Został na misji zupełnie sam. Na leżącej opodal barierze kontrolnej szlaban był podniesiony do góry i nie było ani jednego żandarma. Mimo że w wiosce stacjonuje oddział policji, rebelianci przemaszerowali przez wieś główną drogą. Był to pokaz siły i tego, kto naprawdę na tym terenie ma władzę. Dopiero po 44 dniach udało się zrealizować postulat rebeliantów i ich generał wyszedł na wolność, a wraz z nim wszyscy zakładnicy. Mogło to trwać jeszcze dłużej, gdyby nie postawa ks. Mirka Gucwy, tarnowskiego misjonarza i zarazem wikariusza biskupiego w Bouar. To on zdobył kontakt do rebeliantów i z nimi mediował, był wsparciem dla ks. Mateusza, a przede wszystkim poruszył niebo i ziemię i dotarł do każdego, kto mógł pomóc. Tę opinię w Afryce słyszałam wielokrotnie, także od współwięźniów ks. Mateusza, którzy śledzili w buszu rozmowy między misjonarzami. Rebelianci, by je kontrolować, ustawili telefon na głośnomówiący.

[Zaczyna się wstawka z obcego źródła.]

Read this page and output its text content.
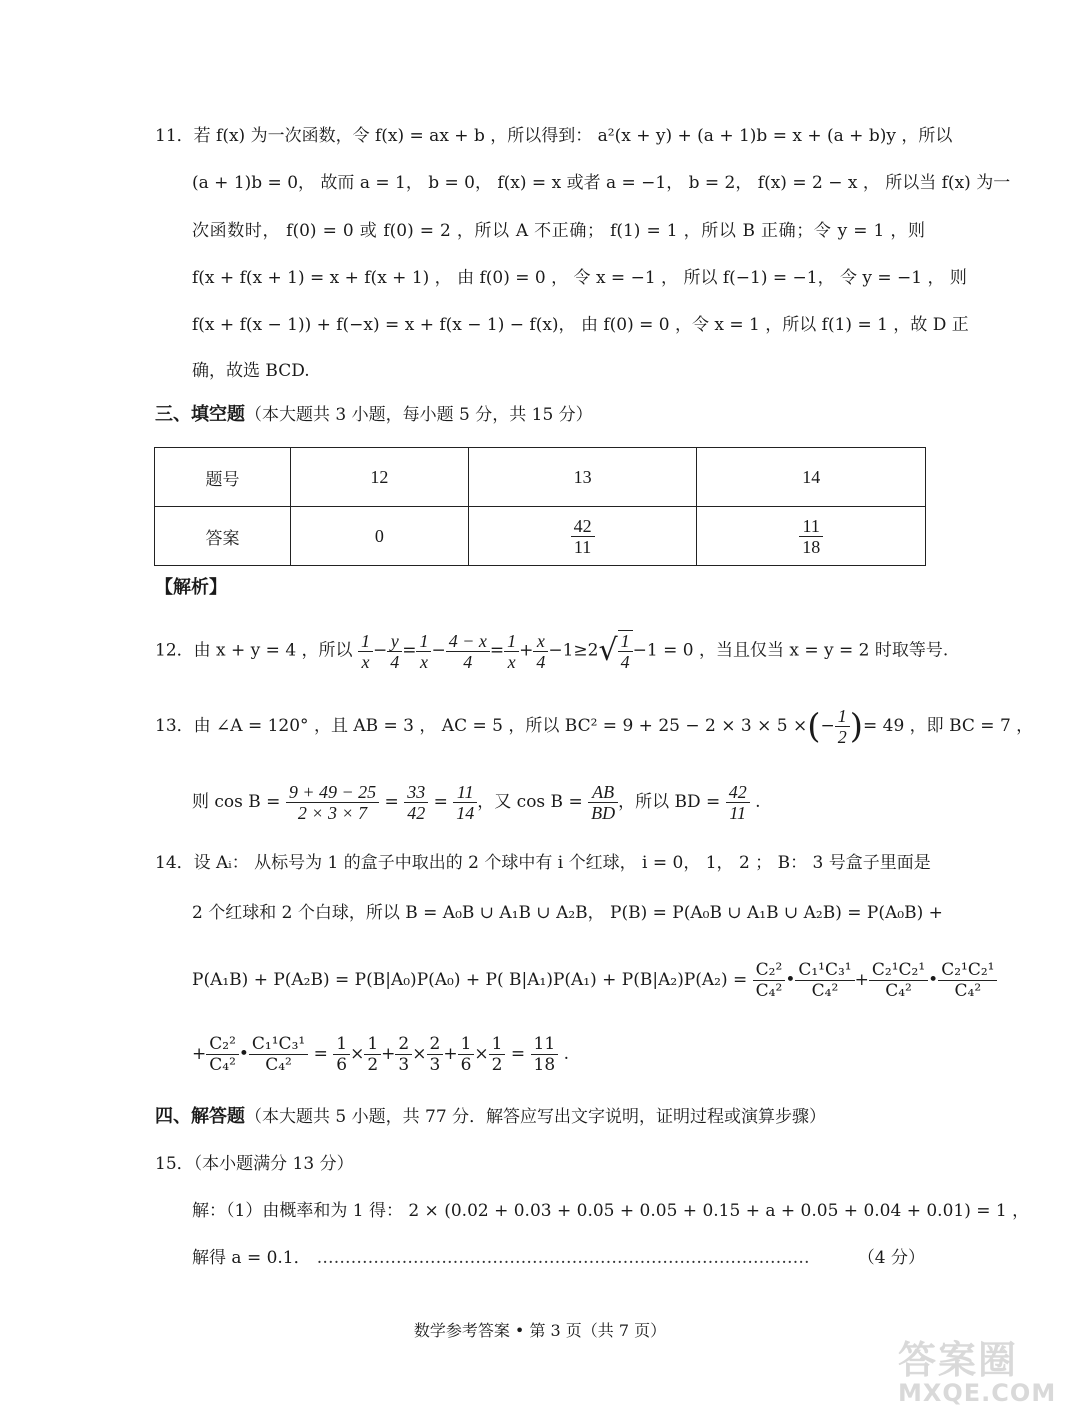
11．若 f(x) 为一次函数，令 f(x) = ax + b ，所以得到： a²(x + y) + (a + 1)b = x + (a + b)y ，所以
(a + 1)b = 0， 故而 a = 1， b = 0， f(x) = x 或者 a = −1， b = 2， f(x) = 2 − x ， 所以当 f(x) 为一
次函数时， f(0) = 0 或 f(0) = 2 ，所以 A 不正确； f(1) = 1 ，所以 B 正确；令 y = 1 ，则
f(x + f(x + 1) = x + f(x + 1) ， 由 f(0) = 0 ， 令 x = −1 ， 所以 f(−1) = −1， 令 y = −1 ， 则
f(x + f(x − 1)) + f(−x) = x + f(x − 1) − f(x)， 由 f(0) = 0 ，令 x = 1 ，所以 f(1) = 1 ，故 D 正
确，故选 BCD.
三、填空题（本大题共 3 小题，每小题 5 分，共 15 分）
题号	12	13	14
答案	0	$\frac{42}{11}$	$\frac{11}{18}$
【解析】
12．由 x + y = 4 ，所以 $\frac{1}{x} - \frac{y}{4} = \frac{1}{x} - \frac{4 - x}{4} = \frac{1}{x} + \frac{x}{4} -1\ge 2√ \frac{1}{4} -1 = 0$ ，当且仅当 x = y = 2 时取等号.
13．由 ∠A = 120° ，且 AB = 3 ， AC = 5 ，所以 BC² = 9 + 25 − 2 × 3 × 5 ×(− $\frac{1}{2}$ )= 49 ，即 BC = 7 ，
则 $\cos B = \frac{9 + 49 - 25}{2 \times 3 \times 7} = \frac{33}{42} = \frac{11}{14}$ ，又 $\cos B = \frac{AB}{BD}$ ，所以 BD = $\frac{42}{11}$ .
14．设 Aᵢ： 从标号为 1 的盒子中取出的 2 个球中有 i 个红球， i = 0， 1， 2 ； B： 3 号盒子里面是
2 个红球和 2 个白球，所以 B = A₀B ∪ A₁B ∪ A₂B， P(B) = P(A₀B ∪ A₁B ∪ A₂B) = P(A₀B) +
P(A₁B) + P(A₂B) = P(B|A₀)P(A₀) + P( $B|A_1)P(A_1) + P(B|A_2)P(A_2) = \frac{\text{C₂²}}{\text{C₄²}}$ • $\frac{\text{C₁¹C₃¹}}{\text{C₄²}} + \frac{\text{C₂¹C₂¹}}{\text{C₄²}}$ • $\frac{\text{C₂¹C₂¹}}{\text{C₄²}}$
+ $\frac{\text{C₂²}}{\text{C₄²}}$ • $\frac{\text{C₁¹C₃¹}}{\text{C₄²}} = \frac{1}{6} \times \frac{1}{2} + \frac{2}{3} \times \frac{2}{3} + \frac{1}{6} \times \frac{1}{2} = \frac{11}{18}$ .
四、解答题（本大题共 5 小题，共 77 分．解答应写出文字说明，证明过程或演算步骤）
15．（本小题满分 13 分）
解：（1）由概率和为 1 得： 2 × (0.02 + 0.03 + 0.05 + 0.05 + 0.15 + a + 0.05 + 0.04 + 0.01) = 1 ，
解得 a = 0.1． ……………………………………………………………………………	（4 分）
数学参考答案 • 第 3 页（共 7 页）
答案圈
MXQE.COM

– Kiedy zobaczyłem, jak wycieńczony misjonarz wchodzi do obozu, zapłakałem. Ja, Afrykanin, po miesiącu pobytu w buszu ledwo żyłem, nie byłem sobie w stanie wyobrazić, jak on to zniesie – mówi Charlie Wagoto., który razem z ks. Mateuszem Dziedzicem był więziony przez Miskine'a. Porwano go w drodze do Kamerunu; jechał po towar do swego sklepiku. Spalili mu samochód i ukradli 1,5 mln franków, za które mógłby wybudować cztery afrykańskie domy. – Teraz wiem, że był człowiekiem Boga, który posłał go, by nas uwolnić, miałem nadzieję, że wreszcie ktoś się za nami ujmie – opowiada. – Miejsce, gdzie na klęczkach odprawiał Mszę i modlił się z nami, nazwaliśmy kaplicą św. Mateusza – wspomina i dodaje, że ks. Mateusz dzielił się z nimi wszystkim, nawet polską kiełbasą przekazaną mu w paczce przez brata. Widząc w ręku misjonarza nieustannie różaniec, protestanci pytali go o jego znaczenie i o Matkę Bożą. Na koniec wszyscy znali też w sango Koronkę do Bożego Miłosierdzia. A słowa: „Jezu, ufam Tobie” były ostatnimi, które wspólnie wypowiedzieli w niewoli, także muzułmanie. – Bez niego bym nie wytrzymał – mówi 24-letni Gedeon Laoussoro. Należał do jednej z protestanckich sekt. Po tych „rekolekcjach w buszu” postanowił przyjąć chrzest w Kościele katolickim.

Nikt z misjonarzy i Afrykanów nie umniejsza istniejącego wciąż w tym kraju niebezpieczeństwa, ale zamiast o trudnościach, wciąż słyszę o mocy Boga działającego w naszym życiu i o tym, że ma On swoje drogi. Ks. Mateusz, który jesienią zamierza wrócić do RŚA, wspomina, że zakuci w kajdany zakładnicy śpiewali ułożoną przez jego parafianina w niewoli pieśń: „Idź, powiedz posłańcowi, że Jezus nas wyzwolił!”. I dodawali: „To tylko kwestia czasu”. – Bóg czeka na nasze zawierzenie, a gdy zaufamy, działa cuda – zamyśla się ks. Leszek.